Olympia Sanktionen gegen Belarus? IOC untersucht und "braucht Zeit"

Tokio · Das Schicksal der Leichtathletin Kristina Timanowskaja wird mittlerweile auf weltpolitischer Bühne diskutiert. In der olympischen Blase muss sich das IOC Fragen zum Umgang mit Belarus gefallen lassen.

 Blick durch die Olympischen Ringe auf das Olympiastadion.

Blick durch die Olympischen Ringe auf das Olympiastadion.

Foto: dpa/Friso Gentsch

Kristina Timanowskaja hat die olympische Bühne verlassen, ihr Fall aber wirkt nach. Dem belarussischen NOK drohen nach den Entführungsvorwürfen Konsequenzen, das Internationale Olympische Komitee erwartet Aufklärung - und steht selbst unter Druck. Unabhängige Athletenorganisationen fordern schnelle Sanktionen, und selbst US-Außenminister Antony Blinken sieht einen Angriff auf den olympischen Geist. Doch das IOC bittet um Geduld.

Eine "formelle Untersuchung" soll den Anschuldigungen gegen die Delegation aus Belarus "auf den Grund gehen", sagte IOC-Sprecher Mark Adams und trat sofort auf die Bremse. "Diese Dinge brauchen Zeit", zunächst müssten alle Beteiligten angehört werden. Sportler-Vertretungen wie Global Athlete oder auch Athleten Deutschland und ihr öffentliches Drängen nach einem schnellen Ausschluss des zwielichtigen NOK ließ er damit ins Leere laufen.

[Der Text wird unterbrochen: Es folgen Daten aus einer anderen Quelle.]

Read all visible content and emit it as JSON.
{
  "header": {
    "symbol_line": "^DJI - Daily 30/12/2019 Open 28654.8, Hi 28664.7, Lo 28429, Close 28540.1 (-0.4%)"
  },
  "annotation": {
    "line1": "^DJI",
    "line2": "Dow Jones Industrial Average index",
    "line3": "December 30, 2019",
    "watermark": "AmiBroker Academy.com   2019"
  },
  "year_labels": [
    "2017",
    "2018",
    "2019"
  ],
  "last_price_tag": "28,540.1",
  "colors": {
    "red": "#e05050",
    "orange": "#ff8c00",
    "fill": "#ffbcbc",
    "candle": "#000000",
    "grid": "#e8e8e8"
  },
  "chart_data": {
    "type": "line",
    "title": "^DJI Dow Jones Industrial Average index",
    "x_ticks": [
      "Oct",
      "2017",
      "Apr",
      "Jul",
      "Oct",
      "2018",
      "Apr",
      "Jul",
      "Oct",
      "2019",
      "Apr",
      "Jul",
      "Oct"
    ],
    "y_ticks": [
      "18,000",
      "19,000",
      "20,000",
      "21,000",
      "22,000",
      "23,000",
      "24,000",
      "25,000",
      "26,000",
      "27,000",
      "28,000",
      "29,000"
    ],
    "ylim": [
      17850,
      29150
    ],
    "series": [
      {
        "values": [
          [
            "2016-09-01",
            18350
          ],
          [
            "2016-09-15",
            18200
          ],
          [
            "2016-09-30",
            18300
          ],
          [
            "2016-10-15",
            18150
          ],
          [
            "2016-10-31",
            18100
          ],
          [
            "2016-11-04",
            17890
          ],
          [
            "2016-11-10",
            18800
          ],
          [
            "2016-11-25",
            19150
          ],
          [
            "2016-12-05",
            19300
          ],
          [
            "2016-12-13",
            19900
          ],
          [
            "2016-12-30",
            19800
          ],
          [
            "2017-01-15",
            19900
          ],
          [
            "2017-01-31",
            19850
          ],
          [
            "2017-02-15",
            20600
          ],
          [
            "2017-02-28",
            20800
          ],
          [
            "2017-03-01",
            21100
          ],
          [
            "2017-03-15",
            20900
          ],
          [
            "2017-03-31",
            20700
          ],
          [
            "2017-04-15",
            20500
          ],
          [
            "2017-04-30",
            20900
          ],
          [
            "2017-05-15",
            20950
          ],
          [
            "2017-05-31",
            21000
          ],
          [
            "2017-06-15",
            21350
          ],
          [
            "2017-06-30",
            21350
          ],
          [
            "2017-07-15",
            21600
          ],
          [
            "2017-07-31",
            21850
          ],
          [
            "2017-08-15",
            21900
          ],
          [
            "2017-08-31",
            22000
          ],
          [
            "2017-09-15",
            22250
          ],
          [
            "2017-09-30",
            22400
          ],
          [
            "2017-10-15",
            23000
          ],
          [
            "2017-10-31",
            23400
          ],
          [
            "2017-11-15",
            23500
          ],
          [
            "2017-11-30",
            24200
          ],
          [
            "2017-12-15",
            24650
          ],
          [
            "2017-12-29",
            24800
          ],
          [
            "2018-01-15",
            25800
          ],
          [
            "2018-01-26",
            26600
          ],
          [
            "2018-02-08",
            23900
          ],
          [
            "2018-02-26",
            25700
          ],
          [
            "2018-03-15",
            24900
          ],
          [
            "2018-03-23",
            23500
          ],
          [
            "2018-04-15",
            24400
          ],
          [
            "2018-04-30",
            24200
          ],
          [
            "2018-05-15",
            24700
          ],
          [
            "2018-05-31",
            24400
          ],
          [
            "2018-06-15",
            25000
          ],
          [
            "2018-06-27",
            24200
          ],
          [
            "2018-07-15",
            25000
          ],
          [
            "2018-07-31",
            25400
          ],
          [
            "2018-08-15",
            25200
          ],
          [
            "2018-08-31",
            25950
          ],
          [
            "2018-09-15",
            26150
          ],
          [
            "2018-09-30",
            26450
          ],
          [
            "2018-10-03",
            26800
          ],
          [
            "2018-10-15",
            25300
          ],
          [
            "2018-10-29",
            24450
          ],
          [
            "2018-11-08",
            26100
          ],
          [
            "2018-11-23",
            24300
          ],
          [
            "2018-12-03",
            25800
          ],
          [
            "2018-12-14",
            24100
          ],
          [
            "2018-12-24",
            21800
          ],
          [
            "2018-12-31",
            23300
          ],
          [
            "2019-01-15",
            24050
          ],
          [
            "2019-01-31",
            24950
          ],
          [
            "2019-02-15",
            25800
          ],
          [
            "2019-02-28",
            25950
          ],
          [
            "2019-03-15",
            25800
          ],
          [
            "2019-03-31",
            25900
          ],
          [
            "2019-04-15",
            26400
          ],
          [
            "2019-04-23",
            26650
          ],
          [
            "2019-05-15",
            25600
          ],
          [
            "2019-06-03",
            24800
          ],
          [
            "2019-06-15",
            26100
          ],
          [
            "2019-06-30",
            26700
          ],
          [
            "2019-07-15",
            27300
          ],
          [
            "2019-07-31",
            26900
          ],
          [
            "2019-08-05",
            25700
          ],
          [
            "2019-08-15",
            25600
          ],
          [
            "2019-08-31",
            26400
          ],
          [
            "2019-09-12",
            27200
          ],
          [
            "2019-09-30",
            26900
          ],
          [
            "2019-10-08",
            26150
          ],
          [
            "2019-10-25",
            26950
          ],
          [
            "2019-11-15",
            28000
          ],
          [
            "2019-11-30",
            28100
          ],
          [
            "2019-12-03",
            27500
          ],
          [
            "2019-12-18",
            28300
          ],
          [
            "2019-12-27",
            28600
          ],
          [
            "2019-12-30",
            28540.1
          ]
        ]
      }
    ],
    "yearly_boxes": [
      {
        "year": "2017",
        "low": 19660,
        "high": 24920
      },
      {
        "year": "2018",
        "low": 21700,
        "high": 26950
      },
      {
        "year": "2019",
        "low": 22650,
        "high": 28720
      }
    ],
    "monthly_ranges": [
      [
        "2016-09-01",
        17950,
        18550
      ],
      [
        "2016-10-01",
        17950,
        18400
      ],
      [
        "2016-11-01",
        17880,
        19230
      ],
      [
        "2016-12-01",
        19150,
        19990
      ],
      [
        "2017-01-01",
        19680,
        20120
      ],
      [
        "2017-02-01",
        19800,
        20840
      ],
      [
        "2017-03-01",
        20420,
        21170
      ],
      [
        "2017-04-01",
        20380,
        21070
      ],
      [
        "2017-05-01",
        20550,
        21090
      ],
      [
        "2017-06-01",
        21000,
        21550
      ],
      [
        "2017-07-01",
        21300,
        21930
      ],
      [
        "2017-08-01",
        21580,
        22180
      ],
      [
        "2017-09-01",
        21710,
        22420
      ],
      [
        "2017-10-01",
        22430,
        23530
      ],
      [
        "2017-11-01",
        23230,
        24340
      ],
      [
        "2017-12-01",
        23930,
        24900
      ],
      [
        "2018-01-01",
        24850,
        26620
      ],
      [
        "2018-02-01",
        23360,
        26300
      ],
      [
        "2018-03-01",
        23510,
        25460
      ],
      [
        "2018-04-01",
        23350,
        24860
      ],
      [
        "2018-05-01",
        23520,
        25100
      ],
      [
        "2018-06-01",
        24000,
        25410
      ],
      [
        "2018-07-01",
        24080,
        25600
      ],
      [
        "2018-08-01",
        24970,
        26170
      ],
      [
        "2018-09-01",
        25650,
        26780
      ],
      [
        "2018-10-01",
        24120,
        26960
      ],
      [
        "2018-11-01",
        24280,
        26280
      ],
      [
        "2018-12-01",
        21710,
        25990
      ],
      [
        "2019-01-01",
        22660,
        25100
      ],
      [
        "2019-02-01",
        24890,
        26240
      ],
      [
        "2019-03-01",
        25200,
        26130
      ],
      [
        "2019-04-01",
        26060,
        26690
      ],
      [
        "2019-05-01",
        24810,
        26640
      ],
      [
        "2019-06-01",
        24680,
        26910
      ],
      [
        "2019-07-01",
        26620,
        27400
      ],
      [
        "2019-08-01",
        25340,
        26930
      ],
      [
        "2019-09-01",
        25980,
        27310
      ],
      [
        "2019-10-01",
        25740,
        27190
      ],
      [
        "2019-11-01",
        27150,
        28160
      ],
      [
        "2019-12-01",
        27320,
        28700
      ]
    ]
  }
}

Dagmar Freitag, Vorsitzende des Sportausschusses im Bundestag, befürchtet daher eine zähe Angelegenheit, die sich nicht mehr vor den Augen der Weltöffentlichkeit in Tokio abspielen wird. "Es sieht jedenfalls nicht danach aus, als sollte das Thema während der Olympischen Spiele geklärt werden", sagte Freitag dem SID: "Ich habe nicht viel Hoffnung auf eine Aufklärung des Falles, da ich nicht davon ausgehe, dass vom NOK von Belarus substanzielle Antworten auf Fragen des IOC zu erwarten sind."

Sie selbst hätte da die eine oder andere Frage - nicht zuletzt auch an das IOC. Zum Beispiel, "wie es möglich war, dass eine Athletin offenkundig gegen ihren Willen aus dem Olympischen Dorf gebracht werden konnte - einem Ort, an dem die Sportlerinnen und Sportler doch unter dem Schutz des IOC stehen sollen", sagte die SPD-Politikerin. Auf diese Frage sind die Organisatoren der Olympischen Spiele bislang tatsächlich eine Antwort schuldig geblieben.

Unterdessen bereitet sich Timanowskaja nach ihrer geglückten Flucht auf ihr neues Leben in einer neuen Heimat vor. Wie viele Gegner des autoritären Regimes von Staatspräsident Alexander Lukaschenko kommt sie in Polen unter. Ministerpräsident Mateusz Morawiecki kündigte auf Facebook an, dass sein Land die Sprinterin bei der Fortsetzung ihrer Sportkarriere unterstützen will. Den "kriminellen Versuch" einer Entführung verurteilte er scharf.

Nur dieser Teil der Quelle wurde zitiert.